Project

The first method to approximate pi was developed by Archimedes. This method "finds an approximation of pi by determining the length of the perimeter of a polygon inscribed within a circle (which is less than the circumference of the circle) and the perimeter of a polygon circumscribed outside a circle (which is greater than the circumference). The value of pi lies between those two lengths" (Groleau). Archimedes began with using a hexagon for his method and then doubled the sides to a 12-sided polygon, a 24-sided polygon, and eventually a 48 and 96-sided polygons. Archimedes' work with this regular polygon method allowed him to approximate pi accurately to the thousandths place.

Another common method to approximate pi is known as the Monte Carlo approach. This approach uses probability to make an estimation of pi. The method works like so: Suppose that there is a circle with radius r inscribed within a square. Thus, the square has side lengths of exactly 2r, which is also the diameter of the circle. Suppose we are going to throw darts at the square. If the dart hits the circle, it's considered a success. If the dart hits inside the square, but not inside the circle, it's considered a miss. What's the probability of having success? It's the area of the circle divided by the area of the square. The area of the circle is \(\pi r^2\), and the area of the square is \(2r\cdot 2r=4r^2\). Thus, the probability of having success is \(\frac{\pi r^2}{4r^2}=\frac{\pi}{4}\) and pi can be approximated using a simulation since \(\pi \approx 4\frac{\text{the number of successes in the sample}}{\text{the total number of trials in the sample}}\) This approximation will become more accurate as the total number of trials approaches infinity (Lehana).

A third way to approximate pi is to use calculus or a Riemann sum. Consider a circle centered at the origin (0,0) with radius 1. Since the radius is 1, the area of the circle is pi. Consider the part of the circle that is in the first quadrant of the graph. The y-intercept of the curve is at (0,1) and the x-intercept is at (1,0). If we find the area under this curve, we will have found \(\frac{1}{4} \pi\), since the area of the circle is pi and one-fourth of the circle is in the first quadrant. In order to find the area under the curve, we can integrate or use a Riemann sum. To integrate, we know that the area of this unit circle is given by the equation \(x^2+y^2=1\). Since we are only interested in the curve located in the first quadrant we can rewrite the equation as \(y=\sqrt{1-x^2}\) and integrate from zero to one (Oliver). We can also use Riemann sums to approximate the area under this curve. This is done by partitioning the interval from x=0 and x=1 into z equal segments. These z equal segments become the bases for rectangles. We create rectangles that extend up to the curve. If we are doing a right Riemann sum, we create our rectangles of such a height that their top right corners touch the curve. If we are performing a left Riemann sum, we create our rectangles such that their top left corners touch the curve. We then find the area of each of these rectangles and sum together each of their areas to find the area under the curve. As z grows closer to infinity, our approximation for the area under the curve becomes more and more accurate. After we have found the area under the curve, we then multiply that area by four to find our approximation for pi, since the area under the curve in the first quadrant is \(\frac{\pi}{4}\) (Khan Academy).

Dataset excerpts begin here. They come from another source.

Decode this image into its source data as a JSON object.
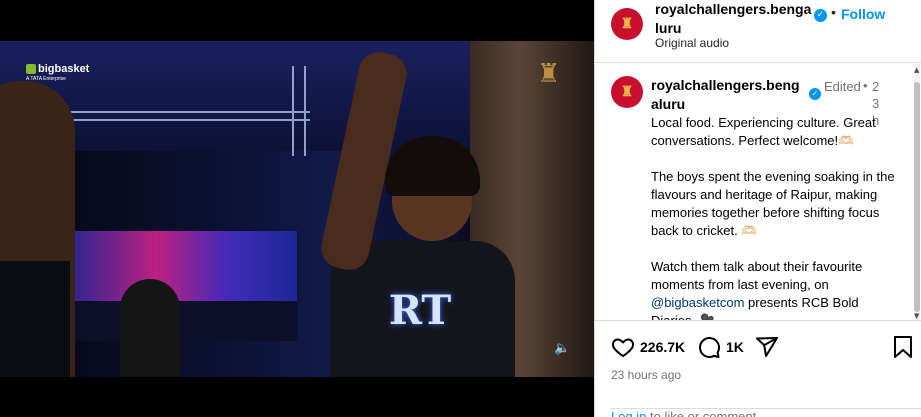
{
  "video": {
    "sponsor_brand": "bigbasket",
    "sponsor_sub": "A TATA Enterprise",
    "shirt_logo": "RT",
    "volume_icon": "volume-icon"
  },
  "header": {
    "username": "royalchallengers.bengaluru",
    "separator": "•",
    "follow_label": "Follow",
    "audio": "Original audio",
    "verified_icon": "verified-badge-icon",
    "avatar_glyph": "♜"
  },
  "caption": {
    "username": "royalchallengers.bengaluru",
    "edited": "Edited",
    "separator": "•",
    "time": "23h",
    "line1": "Local food. Experiencing culture. Great conversations. Perfect welcome!🫶🏻",
    "line2": "The boys spent the evening soaking in the flavours and heritage of Raipur, making memories together before shifting focus back to cricket. 🫶🏻",
    "line3_pre": "Watch them talk about their favourite moments from last evening, on ",
    "line3_mention": "@bigbasketcom",
    "line3_post": " presents RCB Bold Diaries. 🎥"
  },
  "actions": {
    "likes": "226.7K",
    "comments": "1K",
    "time_ago": "23 hours ago",
    "login_link": "Log in",
    "login_rest": " to like or comment."
  },
  "colors": {
    "accent": "#0095f6",
    "brand_red": "#c8102e",
    "muted": "#737373"
  }
}
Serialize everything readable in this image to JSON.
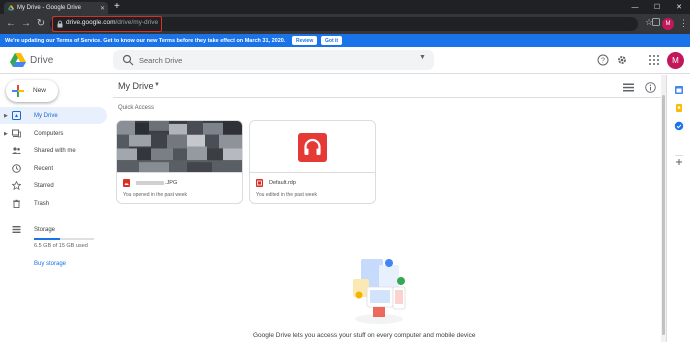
{
  "browser": {
    "tab_title": "My Drive - Google Drive",
    "url_host": "drive.google.com",
    "url_path": "/drive/my-drive",
    "profile_initial": "M"
  },
  "banner": {
    "text": "We're updating our Terms of Service. Get to know our new Terms before they take effect on March 31, 2020.",
    "review_label": "Review",
    "gotit_label": "Got it"
  },
  "header": {
    "brand": "Drive",
    "search_placeholder": "Search Drive",
    "avatar_initial": "M"
  },
  "sidebar": {
    "new_label": "New",
    "items": [
      {
        "label": "My Drive",
        "icon": "my-drive-icon",
        "active": true
      },
      {
        "label": "Computers",
        "icon": "computers-icon",
        "active": false
      },
      {
        "label": "Shared with me",
        "icon": "shared-icon",
        "active": false
      },
      {
        "label": "Recent",
        "icon": "recent-icon",
        "active": false
      },
      {
        "label": "Starred",
        "icon": "star-icon",
        "active": false
      },
      {
        "label": "Trash",
        "icon": "trash-icon",
        "active": false
      }
    ],
    "storage_label": "Storage",
    "storage_used": "6.5 GB of 15 GB used",
    "storage_fraction": 0.43,
    "buy_storage": "Buy storage"
  },
  "main": {
    "title": "My Drive",
    "quick_access_label": "Quick Access",
    "files": [
      {
        "name": ".JPG",
        "subtitle": "You opened in the past week",
        "type": "image"
      },
      {
        "name": "Default.rdp",
        "subtitle": "You edited in the past week",
        "type": "rdp"
      }
    ],
    "empty_text": "Google Drive lets you access your stuff on every computer and mobile device"
  },
  "colors": {
    "accent": "#1a73e8",
    "active_bg": "#e8f0fe",
    "rdp_red": "#e53935",
    "avatar": "#c2185b"
  }
}
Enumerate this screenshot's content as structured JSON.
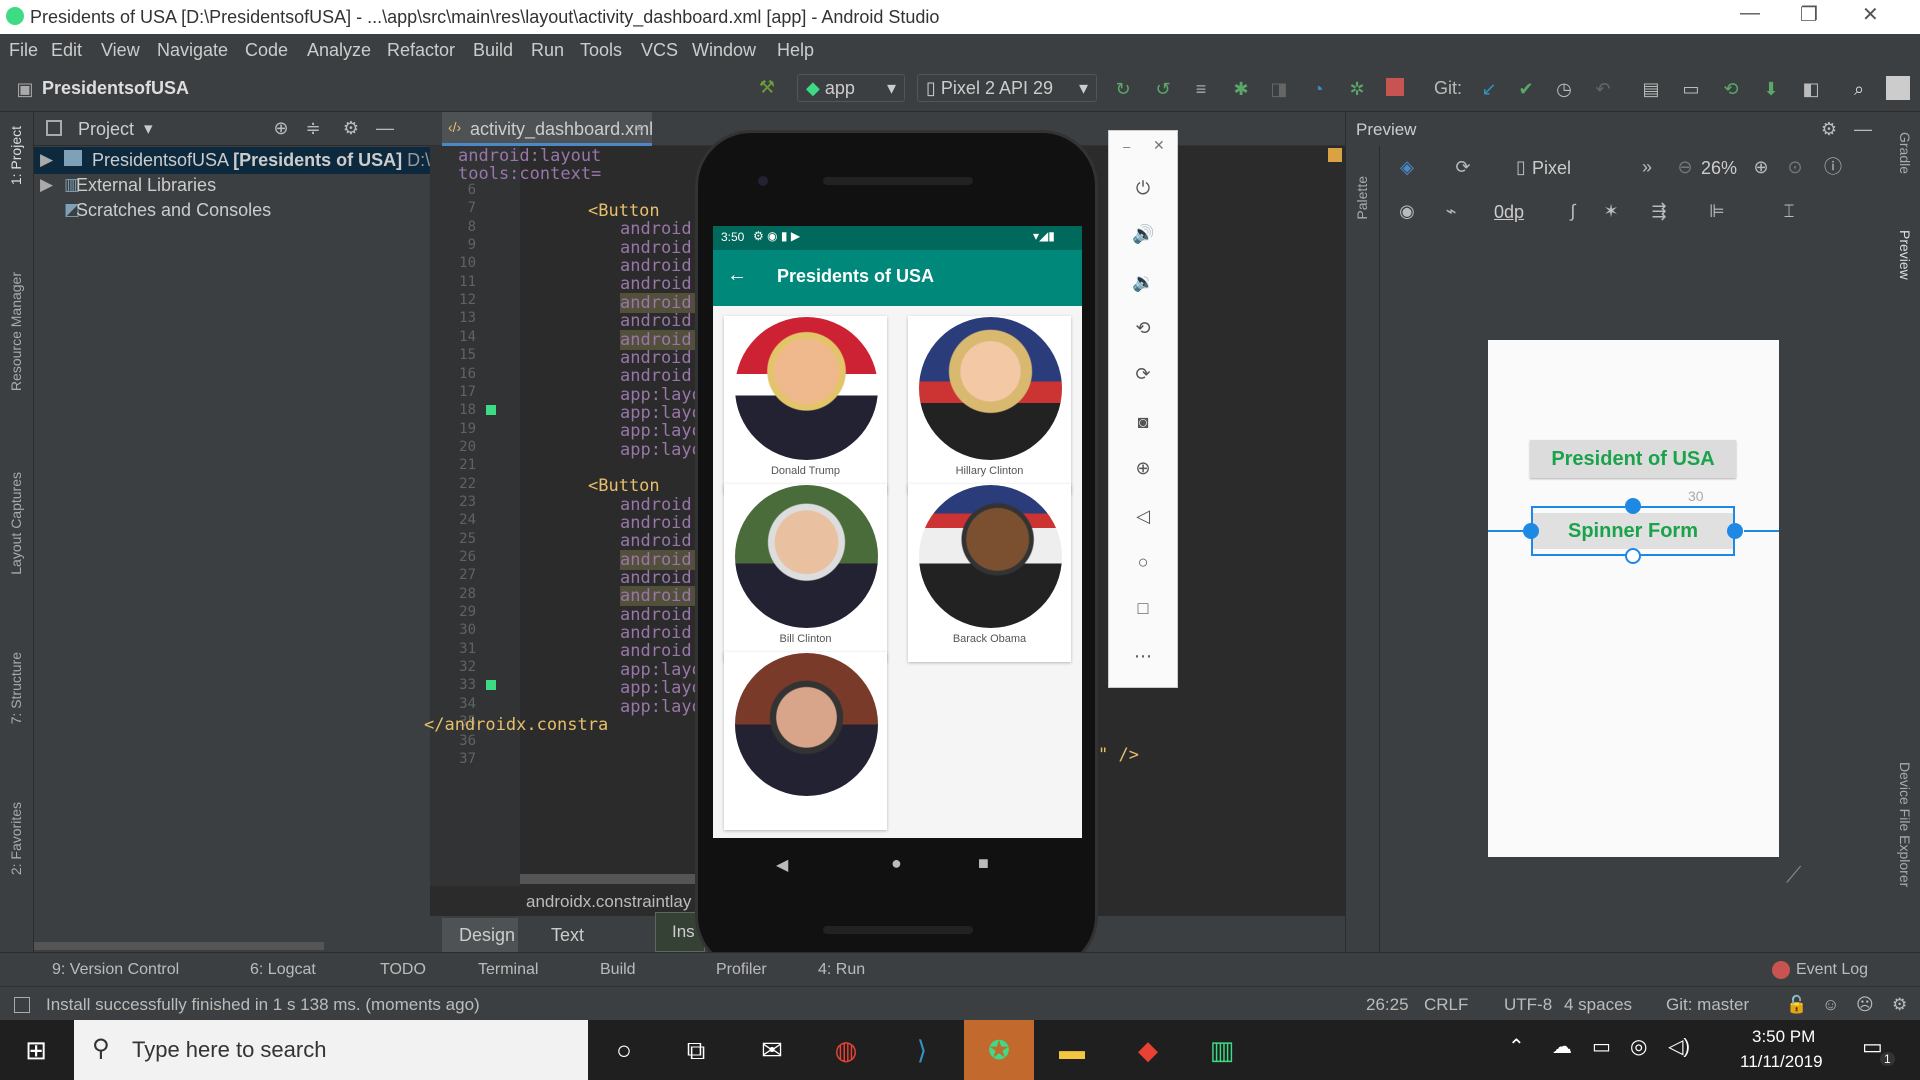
{
  "window": {
    "title": "Presidents of USA [D:\\PresidentsofUSA] - ...\\app\\src\\main\\res\\layout\\activity_dashboard.xml [app] - Android Studio"
  },
  "menu": [
    "File",
    "Edit",
    "View",
    "Navigate",
    "Code",
    "Analyze",
    "Refactor",
    "Build",
    "Run",
    "Tools",
    "VCS",
    "Window",
    "Help"
  ],
  "toolbar": {
    "project_name": "PresidentsofUSA",
    "module": "app",
    "device": "Pixel 2 API 29",
    "git_label": "Git:"
  },
  "project_panel": {
    "title": "Project",
    "items": [
      {
        "label": "PresidentsofUSA",
        "bold": "[Presidents of USA]",
        "path": "D:\\"
      },
      {
        "label": "External Libraries"
      },
      {
        "label": "Scratches and Consoles"
      }
    ]
  },
  "left_tools": [
    "1: Project",
    "Resource Manager",
    "Layout Captures",
    "7: Structure",
    "2: Favorites"
  ],
  "editor": {
    "tab": "activity_dashboard.xml",
    "breadcrumb": "androidx.constraintlay",
    "lines": [
      {
        "n": "6",
        "t": "android:layout"
      },
      {
        "n": "7",
        "t": "tools:context="
      },
      {
        "n": "8",
        "t": ""
      },
      {
        "n": "9",
        "t": "<Button"
      },
      {
        "n": "10",
        "t": "android:id"
      },
      {
        "n": "11",
        "t": "android:la"
      },
      {
        "n": "12",
        "t": "android:la"
      },
      {
        "n": "13",
        "t": "android:la"
      },
      {
        "n": "14",
        "t": "android:te"
      },
      {
        "n": "15",
        "t": "android:te"
      },
      {
        "n": "16",
        "t": "android:te"
      },
      {
        "n": "17",
        "t": "android:te"
      },
      {
        "n": "18",
        "t": "android:te"
      },
      {
        "n": "19",
        "t": "app:layout"
      },
      {
        "n": "20",
        "t": "app:layout"
      },
      {
        "n": "21",
        "t": "app:layout"
      },
      {
        "n": "22",
        "t": "app:layout"
      },
      {
        "n": "23",
        "t": ""
      },
      {
        "n": "24",
        "t": "<Button"
      },
      {
        "n": "25",
        "t": "android:id"
      },
      {
        "n": "26",
        "t": "android:la"
      },
      {
        "n": "27",
        "t": "android:la"
      },
      {
        "n": "28",
        "t": "android:la"
      },
      {
        "n": "29",
        "t": "android:te"
      },
      {
        "n": "30",
        "t": "android:te"
      },
      {
        "n": "31",
        "t": "android:te"
      },
      {
        "n": "32",
        "t": "android:te"
      },
      {
        "n": "33",
        "t": "android:te"
      },
      {
        "n": "34",
        "t": "app:layout"
      },
      {
        "n": "35",
        "t": "app:layout"
      },
      {
        "n": "36",
        "t": "app:layout"
      },
      {
        "n": "37",
        "t": "</androidx.constra"
      }
    ],
    "tail": "\" />"
  },
  "design_tabs": {
    "design": "Design",
    "text": "Text",
    "ins": "Ins"
  },
  "preview": {
    "title": "Preview",
    "device": "Pixel",
    "zoom": "26%",
    "margin": "0dp",
    "btn1": "President of USA",
    "btn2": "Spinner Form",
    "dim": "30",
    "palette": "Palette"
  },
  "right_tools": [
    "Gradle",
    "Preview",
    "Device File Explorer"
  ],
  "phone": {
    "time": "3:50",
    "app_title": "Presidents of USA",
    "presidents": [
      "Donald Trump",
      "Hillary Clinton",
      "Bill Clinton",
      "Barack Obama",
      ""
    ]
  },
  "bottom_tabs": [
    "9: Version Control",
    "6: Logcat",
    "TODO",
    "Terminal",
    "Build",
    "Profiler",
    "4: Run",
    "Event Log"
  ],
  "status": {
    "message": "Install successfully finished in 1 s 138 ms. (moments ago)",
    "pos": "26:25",
    "crlf": "CRLF",
    "enc": "UTF-8",
    "indent": "4 spaces",
    "git": "Git: master"
  },
  "taskbar": {
    "search": "Type here to search",
    "time": "3:50 PM",
    "date": "11/11/2019",
    "notif": "1"
  },
  "colors": {
    "accent": "#00897b",
    "green": "#1aa34a"
  }
}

The final way of approximating pi that we will discuss is the use of infinite series. In essence a Riemman sum can be considered an infinite sum. Since this idea of infinite sums works well to approximate pi, several famous mathematicians have dedicated themselves to finding series that approximate pi even more quickly. Oliver describes the first infinite series that was used to approximate pi, "From trigonometry, we know \(tan(\frac{\pi}{4}) = 1\). We can now use the inverse tangent function, \(arctan(x)\), to calculate \(\arctan(1) = \frac{\pi}{4}\). And luckily, we have a simple and easy formula for \(\arctan(x)\)." The formula for \(\arctan(x)\) is given by \(\arctan(x)=x-\frac{x^3}{3}+\frac{x^5}{5}-\frac{x^7}{7}+\cdots = \sum_{n=0}^\infty \frac{(-1)^n x^{2n+1}}{2n+1}\). Thus, to find \(\arctan(1)\), we can set x=1 and use the formula. Since \(\arctan(1) = \frac{\pi}{4}\), we can then multiply the formula that we found by 4 and we have an approximation of pi. This method is also known as the Gregory-Leibniz Series or the Madhava-Gregory series. Other mathematicians have continued to make series that approximate pi even more efficiently. One of these mathematicians was Srinivasa Ramanujan, and his approximation is now the basis for many computer algorithms approximating pi and is given by \(\frac{1}{\pi}=\frac{\sqrt{8}}{99^2}\sum_{n=0}^{\infty}\frac{(4n!)}{(4^nn!)^4} \frac{1103+26390n}{99^{4n}}\). This method of approximation is extremely powerful- with only one iteration we can approximate pi correctly to the 14th digit (Oliver).